Robertet, un groupe français de matières premières naturelles, a annoncé des revenus pour le premier semestre 2026 s'élevant à 444 millions d'euros, ce qui correspond à un manque de consensus des analystes de 2,67 % et reflète une diminution annuelle de 0,5 %.
La croissance organique a ralenti, à 2,8 % contre 4,9 % au premier trimestre, pour atteindre 0,7 % au deuxième trimestre, dans un contexte d'effets défavorables de la monnaie de trois points de pourcentage. Le guide de croissance organique de l'ensemble de l'exercice a été révisé à la baisse, dans une fourchette de 3 % à 5 %, contre une prévision initiale d'environ 5 %.
L'EBITDA récurent s'est établi à 94 millions d'euros, soit une marge de 21,1 %, contre 22,5 % au cours de la période correspondante de l'exercice précédent. La marge brute d'exploitation a augmenté de cinq points de base, à 59,7 %, tandis que le résultat d'exploitation a chuté de 11,4 % à 75 millions d'euros, avec une marge de 17,0 %.
Le bénéfice net imputable au groupe a reculé de 7,4 % à 54 millions d'euros. Les autres charges financières ont baissé de moitié, à 2 millions d'euros, contre 6 millions d'euros au cours de la même période l'année dernière.

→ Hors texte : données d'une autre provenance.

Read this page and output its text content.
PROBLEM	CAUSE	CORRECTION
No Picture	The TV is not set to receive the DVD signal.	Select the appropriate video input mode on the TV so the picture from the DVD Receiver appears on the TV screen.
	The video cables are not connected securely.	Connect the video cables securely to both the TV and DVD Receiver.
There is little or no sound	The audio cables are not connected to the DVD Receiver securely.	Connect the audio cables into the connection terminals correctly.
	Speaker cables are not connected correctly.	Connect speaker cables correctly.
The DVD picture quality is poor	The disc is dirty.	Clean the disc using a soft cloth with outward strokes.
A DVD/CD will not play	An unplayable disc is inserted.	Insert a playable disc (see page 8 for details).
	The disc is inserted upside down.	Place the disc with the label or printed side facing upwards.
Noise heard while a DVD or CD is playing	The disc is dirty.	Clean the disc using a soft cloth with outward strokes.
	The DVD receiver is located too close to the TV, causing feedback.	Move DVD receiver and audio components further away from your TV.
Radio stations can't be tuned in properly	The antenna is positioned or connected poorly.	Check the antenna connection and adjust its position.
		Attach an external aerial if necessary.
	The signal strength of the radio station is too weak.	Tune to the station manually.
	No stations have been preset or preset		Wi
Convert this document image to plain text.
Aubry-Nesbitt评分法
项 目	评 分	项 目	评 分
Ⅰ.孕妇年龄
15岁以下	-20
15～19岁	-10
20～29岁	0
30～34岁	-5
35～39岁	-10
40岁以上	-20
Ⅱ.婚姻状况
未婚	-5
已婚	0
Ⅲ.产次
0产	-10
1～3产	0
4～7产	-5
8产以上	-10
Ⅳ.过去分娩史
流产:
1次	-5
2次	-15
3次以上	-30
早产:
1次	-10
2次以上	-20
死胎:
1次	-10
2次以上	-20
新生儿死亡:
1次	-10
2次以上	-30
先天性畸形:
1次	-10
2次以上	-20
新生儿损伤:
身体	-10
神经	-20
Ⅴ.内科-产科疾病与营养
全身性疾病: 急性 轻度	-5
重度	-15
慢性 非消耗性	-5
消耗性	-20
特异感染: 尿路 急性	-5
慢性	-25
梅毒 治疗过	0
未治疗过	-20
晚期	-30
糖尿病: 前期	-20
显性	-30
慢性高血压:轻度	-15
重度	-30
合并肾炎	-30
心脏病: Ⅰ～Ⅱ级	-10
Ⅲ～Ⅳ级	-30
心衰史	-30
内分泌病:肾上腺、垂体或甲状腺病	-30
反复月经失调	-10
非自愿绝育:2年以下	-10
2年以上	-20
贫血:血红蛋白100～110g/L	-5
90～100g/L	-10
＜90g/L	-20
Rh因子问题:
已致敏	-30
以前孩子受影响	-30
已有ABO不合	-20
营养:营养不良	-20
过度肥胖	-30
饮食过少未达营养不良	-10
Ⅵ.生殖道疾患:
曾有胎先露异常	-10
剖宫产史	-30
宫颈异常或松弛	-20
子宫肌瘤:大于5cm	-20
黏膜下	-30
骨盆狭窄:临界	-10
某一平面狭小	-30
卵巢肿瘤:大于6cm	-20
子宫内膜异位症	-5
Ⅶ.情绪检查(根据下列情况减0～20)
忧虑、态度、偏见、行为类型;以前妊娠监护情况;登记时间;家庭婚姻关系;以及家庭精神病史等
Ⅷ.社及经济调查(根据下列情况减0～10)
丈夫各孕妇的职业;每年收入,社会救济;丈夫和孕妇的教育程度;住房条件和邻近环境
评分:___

Les résultats des divisions ont montré une croissance organique de la recette des aromes de 12,6 % à 176 millions d'euros, correspondant à 40 % des revenus globaux du groupe. La production de saveurs a diminué de 1,7 % à 149 millions d'euros, soit 33 % des revenus. Les matières premières ont baissé de 5,5 % à 107 millions d'euros, soit 24 % des ventes. La division santé et beauté a augmenté de 11,3 % à 13 millions d'euros.
Du point de vue géographique, l'Amérique latine a enregistré une croissance organique de 21,2 %, l'Asie a connu un taux de croissance de 11,7 %, tandis que l'Amérique du Nord et l'Europe/MEA ont enregistré des baisses limitées de 0,8 %.
Le free cash flow s'est établi à 15 millions d'euros après des dépenses en immobilisations de 18 millions d'euros et des investissements financiers de 6 millions d'euros. L'équity du Groupe s'est consolidé à 647 millions d'euros au 30 juin.
Le président-directeur général, Jérôme Bruhat, a déclaré que l'entreprise «a désormais une vue plus claire que celle qu'elle avait en juillet », grâce à une meilleure visibilité de la part des équipes à l'échelon pays. La direction a qualifié la marge Ebitda récurrentes comme restant à un niveau élevé.
La société a également souligné les progrès accomplis dans son plan « de la semence à la réussite 2030 », qui vise des revenus compris entre 1,1 milliard d'euros et 1,2 milliard d'euros d'ici à 2030 et des marges Ebitda à long terme supérieures à 20 %, avec des contributions attendues de M&A comprises entre 50 millions d'euros et 80 millions d'euros.